5. The Real-World Impact
When protection fails, the consequences aren’t limited to one breaker. A downstream fault can trip the main incomer. Equipment gets stressed or damaged. Teams are forced into emergency shutdowns and reactive fixes.
For data centers under strict SLAs, these incidents directly affect uptime commitments. Colocation clients lose confidence. Tier ratings lose credibility. And the brand takes a hit.
How Efficienergi Bridges These Gaps
The solution lies not in redoing the study, but in doing it differently, closer to the field, and in sync with reality.
First, we conduct complete studies for all modes of operation.
This includes short circuit analysis and device coordination across primary, secondary, backup, and maintenance modes.
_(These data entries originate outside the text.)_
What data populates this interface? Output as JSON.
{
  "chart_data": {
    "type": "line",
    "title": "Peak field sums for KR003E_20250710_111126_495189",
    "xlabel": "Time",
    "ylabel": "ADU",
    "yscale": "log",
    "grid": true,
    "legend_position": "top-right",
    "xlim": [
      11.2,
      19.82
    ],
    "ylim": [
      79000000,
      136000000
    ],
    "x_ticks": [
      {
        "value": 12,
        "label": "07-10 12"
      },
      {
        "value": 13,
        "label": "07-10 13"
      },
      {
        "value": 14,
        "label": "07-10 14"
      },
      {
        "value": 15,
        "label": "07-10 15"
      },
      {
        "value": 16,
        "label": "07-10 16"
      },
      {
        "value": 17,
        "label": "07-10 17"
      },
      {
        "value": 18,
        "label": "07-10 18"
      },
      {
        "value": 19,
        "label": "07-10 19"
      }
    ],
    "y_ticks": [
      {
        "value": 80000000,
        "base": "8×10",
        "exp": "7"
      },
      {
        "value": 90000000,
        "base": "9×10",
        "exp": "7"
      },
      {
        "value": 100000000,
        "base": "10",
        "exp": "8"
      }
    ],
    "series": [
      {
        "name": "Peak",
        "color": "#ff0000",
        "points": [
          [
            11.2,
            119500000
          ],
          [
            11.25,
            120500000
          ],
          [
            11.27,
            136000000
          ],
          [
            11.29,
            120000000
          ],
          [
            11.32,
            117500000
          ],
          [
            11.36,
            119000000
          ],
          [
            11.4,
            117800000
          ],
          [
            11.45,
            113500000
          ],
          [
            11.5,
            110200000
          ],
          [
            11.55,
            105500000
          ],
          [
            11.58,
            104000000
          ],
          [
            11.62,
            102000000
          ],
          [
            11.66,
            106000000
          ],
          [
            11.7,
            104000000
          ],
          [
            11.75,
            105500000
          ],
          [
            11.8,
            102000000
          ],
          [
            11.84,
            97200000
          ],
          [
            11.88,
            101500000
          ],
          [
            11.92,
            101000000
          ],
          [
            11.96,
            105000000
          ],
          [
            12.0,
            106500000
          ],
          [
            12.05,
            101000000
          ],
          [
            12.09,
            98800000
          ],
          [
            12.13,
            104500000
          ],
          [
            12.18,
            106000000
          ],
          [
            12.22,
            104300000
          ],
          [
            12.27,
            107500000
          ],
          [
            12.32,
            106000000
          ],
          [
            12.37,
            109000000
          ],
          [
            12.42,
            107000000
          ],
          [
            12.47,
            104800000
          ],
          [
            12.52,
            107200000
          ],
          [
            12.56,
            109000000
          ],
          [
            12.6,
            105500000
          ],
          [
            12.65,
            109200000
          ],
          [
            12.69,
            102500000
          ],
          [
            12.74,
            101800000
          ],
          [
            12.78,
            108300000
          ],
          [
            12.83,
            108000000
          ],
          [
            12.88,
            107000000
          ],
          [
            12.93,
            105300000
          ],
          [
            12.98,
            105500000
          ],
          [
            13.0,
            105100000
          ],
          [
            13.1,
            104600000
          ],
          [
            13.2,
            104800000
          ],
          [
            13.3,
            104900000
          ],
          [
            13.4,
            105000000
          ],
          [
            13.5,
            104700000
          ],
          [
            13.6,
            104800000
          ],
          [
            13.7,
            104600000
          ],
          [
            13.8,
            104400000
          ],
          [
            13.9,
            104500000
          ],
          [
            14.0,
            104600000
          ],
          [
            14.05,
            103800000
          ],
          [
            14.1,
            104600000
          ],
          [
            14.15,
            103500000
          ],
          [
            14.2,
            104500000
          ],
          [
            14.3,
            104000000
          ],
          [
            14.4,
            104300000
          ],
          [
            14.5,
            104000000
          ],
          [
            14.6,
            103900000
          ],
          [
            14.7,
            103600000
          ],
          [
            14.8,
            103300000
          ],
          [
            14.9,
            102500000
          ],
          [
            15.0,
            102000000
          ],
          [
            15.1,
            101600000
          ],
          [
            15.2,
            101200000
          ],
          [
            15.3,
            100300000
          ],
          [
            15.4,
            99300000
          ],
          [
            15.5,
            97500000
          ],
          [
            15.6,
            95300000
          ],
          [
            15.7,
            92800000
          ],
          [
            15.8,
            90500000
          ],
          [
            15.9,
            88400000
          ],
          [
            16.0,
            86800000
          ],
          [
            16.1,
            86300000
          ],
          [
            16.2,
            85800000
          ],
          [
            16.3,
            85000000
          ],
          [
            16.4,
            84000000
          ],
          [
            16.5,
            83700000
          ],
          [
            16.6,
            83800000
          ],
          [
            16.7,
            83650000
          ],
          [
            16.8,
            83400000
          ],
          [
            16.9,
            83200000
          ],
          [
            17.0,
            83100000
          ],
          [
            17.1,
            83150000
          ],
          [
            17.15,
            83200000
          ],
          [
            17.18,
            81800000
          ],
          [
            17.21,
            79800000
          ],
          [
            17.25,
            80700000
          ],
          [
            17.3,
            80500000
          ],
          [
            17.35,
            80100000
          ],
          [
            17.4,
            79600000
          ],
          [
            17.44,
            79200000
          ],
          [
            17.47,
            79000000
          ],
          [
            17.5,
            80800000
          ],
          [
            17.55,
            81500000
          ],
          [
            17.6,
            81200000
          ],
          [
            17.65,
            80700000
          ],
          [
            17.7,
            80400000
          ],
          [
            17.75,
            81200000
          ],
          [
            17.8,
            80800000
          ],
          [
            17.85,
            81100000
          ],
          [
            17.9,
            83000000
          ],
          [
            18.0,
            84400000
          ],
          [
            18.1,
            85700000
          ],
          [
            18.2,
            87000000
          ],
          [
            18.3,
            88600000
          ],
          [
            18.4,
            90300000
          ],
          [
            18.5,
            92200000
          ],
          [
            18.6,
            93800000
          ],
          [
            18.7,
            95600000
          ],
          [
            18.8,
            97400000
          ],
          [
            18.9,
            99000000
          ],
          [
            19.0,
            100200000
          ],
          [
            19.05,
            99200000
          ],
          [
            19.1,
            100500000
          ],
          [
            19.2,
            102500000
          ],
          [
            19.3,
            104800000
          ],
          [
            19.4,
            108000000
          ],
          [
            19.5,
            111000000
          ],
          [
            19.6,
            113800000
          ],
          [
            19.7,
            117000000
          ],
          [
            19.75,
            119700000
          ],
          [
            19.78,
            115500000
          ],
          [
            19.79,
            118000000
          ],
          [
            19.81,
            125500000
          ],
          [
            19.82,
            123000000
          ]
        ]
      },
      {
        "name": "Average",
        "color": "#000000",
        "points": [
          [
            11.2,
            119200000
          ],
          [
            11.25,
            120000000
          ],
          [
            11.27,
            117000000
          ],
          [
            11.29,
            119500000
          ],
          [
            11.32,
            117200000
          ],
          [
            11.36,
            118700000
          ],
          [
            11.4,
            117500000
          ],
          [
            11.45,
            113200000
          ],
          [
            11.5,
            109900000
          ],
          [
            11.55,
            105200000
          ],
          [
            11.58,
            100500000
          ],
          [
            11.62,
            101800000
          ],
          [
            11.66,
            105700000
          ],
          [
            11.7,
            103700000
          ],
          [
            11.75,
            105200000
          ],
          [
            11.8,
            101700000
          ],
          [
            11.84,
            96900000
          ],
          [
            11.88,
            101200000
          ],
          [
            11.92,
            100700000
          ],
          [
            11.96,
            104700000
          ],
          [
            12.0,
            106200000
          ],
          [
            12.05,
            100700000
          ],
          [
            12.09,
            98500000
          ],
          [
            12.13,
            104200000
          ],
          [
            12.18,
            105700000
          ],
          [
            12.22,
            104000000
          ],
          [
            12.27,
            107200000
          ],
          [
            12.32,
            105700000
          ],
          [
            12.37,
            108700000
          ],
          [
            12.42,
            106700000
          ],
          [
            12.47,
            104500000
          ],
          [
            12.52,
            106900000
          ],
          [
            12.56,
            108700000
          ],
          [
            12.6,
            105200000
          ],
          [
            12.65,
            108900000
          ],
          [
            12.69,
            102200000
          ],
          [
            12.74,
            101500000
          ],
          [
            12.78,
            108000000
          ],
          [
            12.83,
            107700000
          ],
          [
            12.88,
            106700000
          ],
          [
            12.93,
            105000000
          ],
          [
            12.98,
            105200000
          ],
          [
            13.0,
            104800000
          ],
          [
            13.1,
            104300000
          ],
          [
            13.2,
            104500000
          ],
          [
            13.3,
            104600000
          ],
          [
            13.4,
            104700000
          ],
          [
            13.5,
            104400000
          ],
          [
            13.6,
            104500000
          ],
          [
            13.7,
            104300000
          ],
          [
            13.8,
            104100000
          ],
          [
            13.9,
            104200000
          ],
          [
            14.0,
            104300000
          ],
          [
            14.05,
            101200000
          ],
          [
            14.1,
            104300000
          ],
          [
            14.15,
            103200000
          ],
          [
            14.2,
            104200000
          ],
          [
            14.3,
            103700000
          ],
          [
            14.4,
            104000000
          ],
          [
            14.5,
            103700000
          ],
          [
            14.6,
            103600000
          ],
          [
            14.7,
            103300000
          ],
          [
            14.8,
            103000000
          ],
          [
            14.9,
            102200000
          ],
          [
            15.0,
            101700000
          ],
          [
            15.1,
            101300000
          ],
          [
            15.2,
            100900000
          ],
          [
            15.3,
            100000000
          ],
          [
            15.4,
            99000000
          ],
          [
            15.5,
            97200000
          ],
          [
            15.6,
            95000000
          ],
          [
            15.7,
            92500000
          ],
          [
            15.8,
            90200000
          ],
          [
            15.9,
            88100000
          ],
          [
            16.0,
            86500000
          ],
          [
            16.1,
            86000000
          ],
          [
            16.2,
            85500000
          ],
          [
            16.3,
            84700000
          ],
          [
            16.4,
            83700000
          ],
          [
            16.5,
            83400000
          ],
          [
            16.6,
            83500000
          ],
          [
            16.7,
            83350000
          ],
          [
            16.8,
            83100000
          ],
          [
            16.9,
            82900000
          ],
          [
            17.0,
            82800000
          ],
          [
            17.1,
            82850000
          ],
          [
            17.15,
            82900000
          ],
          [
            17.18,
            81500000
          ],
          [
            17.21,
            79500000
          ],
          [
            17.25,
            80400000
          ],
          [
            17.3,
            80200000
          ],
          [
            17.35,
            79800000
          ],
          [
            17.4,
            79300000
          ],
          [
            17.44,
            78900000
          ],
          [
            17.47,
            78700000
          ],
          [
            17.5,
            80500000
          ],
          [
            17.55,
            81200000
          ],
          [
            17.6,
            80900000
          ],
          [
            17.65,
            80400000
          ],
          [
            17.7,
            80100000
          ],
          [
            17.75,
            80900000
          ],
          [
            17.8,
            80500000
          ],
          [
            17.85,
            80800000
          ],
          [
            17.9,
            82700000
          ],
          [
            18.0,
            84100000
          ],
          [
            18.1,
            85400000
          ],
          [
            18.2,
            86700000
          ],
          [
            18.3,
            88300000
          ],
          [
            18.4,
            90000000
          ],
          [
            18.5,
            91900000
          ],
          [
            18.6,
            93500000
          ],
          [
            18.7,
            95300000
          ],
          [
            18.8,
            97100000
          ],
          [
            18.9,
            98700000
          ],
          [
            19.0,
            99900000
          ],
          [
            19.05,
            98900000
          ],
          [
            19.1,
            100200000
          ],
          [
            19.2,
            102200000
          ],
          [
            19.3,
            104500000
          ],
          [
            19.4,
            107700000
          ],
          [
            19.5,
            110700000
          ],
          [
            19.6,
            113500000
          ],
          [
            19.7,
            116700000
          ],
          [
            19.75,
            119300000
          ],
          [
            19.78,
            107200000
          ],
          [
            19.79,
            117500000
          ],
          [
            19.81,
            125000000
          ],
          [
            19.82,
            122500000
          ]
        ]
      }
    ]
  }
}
These are not just theoretical cases, but practical scenarios based on actual infrastructure and utility configurations.
Second, we work with real data, not assumptions.
Relay manuals, final submittals, panel shop drawings, and as-built wiring diagrams form the basis of our settings. We validate CT polarity and tap selection in the field before any logic is finalized.
Third, we simulate downstream faults under actual load conditions.
This allows us to confirm whether the correct breaker trips. We check selectivity across devices. We evaluate arc flash exposure levels, simulate with different sources online. The focus is not just on whether a breaker trips, but whether the right one does, under realistic conditions.
Fourth, we deliver confidence, not just curves.
Our deliverables include verified protection curves, relay setting files aligned to field inputs, and clear recommendations for protection sequences. We also define alternate settings for maintenance modes or partial load scenarios, giving the operations team flexibility and safety.
Final Thoughts
Protection studies should not be static reports that sit in a binder. They are living documents, dynamic, responsive, and critical to the life of a data center.
Bridging the gap between the study and the site requires more than tools and software. It requires collaboration, accountability, and the willingness to test everything under real-world constraints.
When that happens, coordination studies don’t just tick a compliance box. They deliver what they’re supposed to: fault isolation, operational continuity, and peace of mind.